Does the world really need another train game? I feel like the answer is always “yes,” even though trains are rather well-represented, to put it mildly, in the tabletop gaming space. BoardGameGeek lists 1351 train games on its site, or about 1% of all games in its comprehensive database. Perhaps the best family game of all time, Ticket to Ride, is a train game at its heart. Steam (also published as Age of Steam) is the king of pickup-and-delivery games. Brass, by the same designer as Steam, is a favorite among fans of heavy economic games. Colt Express, which won the Spiel des Jahres a few years ago, pits the players as bandits all robbing the same train in the Old West.
Maglev Metro enters this crowded space with a very familiar pickup-and-delivery mechanic, but changes the dynamic of most train games by getting rid of blocking moves, taking advantage of better manufacturing to include high-quality clear plastic components that stack on the game board. This reroutes the competition (pun intended) away from worrying about where your opponents are building and focuses it on delivering the most valuable passengers to the right stations, with certain passengers more useful early in the game and others more useful at endgame.
The game comes with a two-sided board, showing Berlin on one side and Manhattan on the other, with a few differences between the two; the rulebook suggests Manhattan is better for casual players, but I think they’re just different rather than one being easier. Players will then work to place their tracks, shown on clear plastic hex tiles, between the stations there at the start of the game and the recessed hex spaces on the board, in which they’ll build the 11 stations to which you’ll deliver the game’s various meeples.
There are seven types of meeples, three robots in metallic colors (gold, silver, and copper) and four passengers in pastels (light and dark purple, pink, and coral). When you deliver a meeple to the matching station, you can place it on your player board, which has recessed spots that show what color of meeple can go in them. Robot meeples are functional, but don’t deliver points; you primarily use them to unlock more actions or expand the power of existing actions (e.g., laying two tracks per action instead of one). Passengers are primarily there for points, as you get points for the passengers you have at game-end, and placing them in the right rows or columns can score you more points per passenger or let you score more of your personal objective cards. You get two actions per turn to start the game, but can boost that by placing four specific meeples in the three rows for that purpose, and you can’t place any of the pastel stations until you’ve unlocked those with two meeples apiece, again in specific combinations.
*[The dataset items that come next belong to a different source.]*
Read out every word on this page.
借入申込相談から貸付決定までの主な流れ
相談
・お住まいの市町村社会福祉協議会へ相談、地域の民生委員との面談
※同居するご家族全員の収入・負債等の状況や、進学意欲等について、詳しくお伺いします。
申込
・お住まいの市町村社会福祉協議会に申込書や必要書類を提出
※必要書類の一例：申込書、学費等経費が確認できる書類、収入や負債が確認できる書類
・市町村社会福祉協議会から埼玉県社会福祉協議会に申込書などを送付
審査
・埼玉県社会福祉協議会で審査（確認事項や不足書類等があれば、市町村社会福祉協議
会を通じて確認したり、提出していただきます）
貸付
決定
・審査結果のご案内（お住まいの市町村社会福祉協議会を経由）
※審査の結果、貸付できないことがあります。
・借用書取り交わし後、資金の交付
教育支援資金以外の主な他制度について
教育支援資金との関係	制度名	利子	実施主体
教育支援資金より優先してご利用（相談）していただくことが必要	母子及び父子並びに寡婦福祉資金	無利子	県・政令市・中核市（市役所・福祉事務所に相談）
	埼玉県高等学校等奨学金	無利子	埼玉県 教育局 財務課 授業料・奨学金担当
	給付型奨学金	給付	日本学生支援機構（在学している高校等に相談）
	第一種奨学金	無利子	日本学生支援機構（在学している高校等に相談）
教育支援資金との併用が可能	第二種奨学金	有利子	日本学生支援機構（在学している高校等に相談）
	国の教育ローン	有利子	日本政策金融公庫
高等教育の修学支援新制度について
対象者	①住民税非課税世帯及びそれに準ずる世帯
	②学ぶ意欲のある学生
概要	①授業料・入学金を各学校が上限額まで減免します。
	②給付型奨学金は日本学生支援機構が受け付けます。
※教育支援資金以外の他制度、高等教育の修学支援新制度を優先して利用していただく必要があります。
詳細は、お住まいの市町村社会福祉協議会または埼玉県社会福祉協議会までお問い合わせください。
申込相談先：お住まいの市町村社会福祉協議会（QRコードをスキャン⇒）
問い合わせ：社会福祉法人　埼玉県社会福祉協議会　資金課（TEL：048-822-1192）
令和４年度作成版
You have a slew of choices for your actions each turn, and the ones you use will vary as the game progresses. The most important one is laying tracks, one per ‘unit’ on your board in that row, up to four for one action. You may lay those tracks anywhere, as long as you don’t exceed two tracks connecting to any station (your line can’t branch out of any station, except from the central Hub on the Manhattan board). When you’ve laid tracks to an empty, recessed hex, you can build a station there for an action. You can move your train for an action. Picking up passengers and dropping them off are each separate actions, and at the start you can only handle one passenger per action—and you can only carry one passenger until you use robot meeples to boost your capacity. You can even use the adjust action to move robot meeples (never passengers) on your board if you need to boost different actions.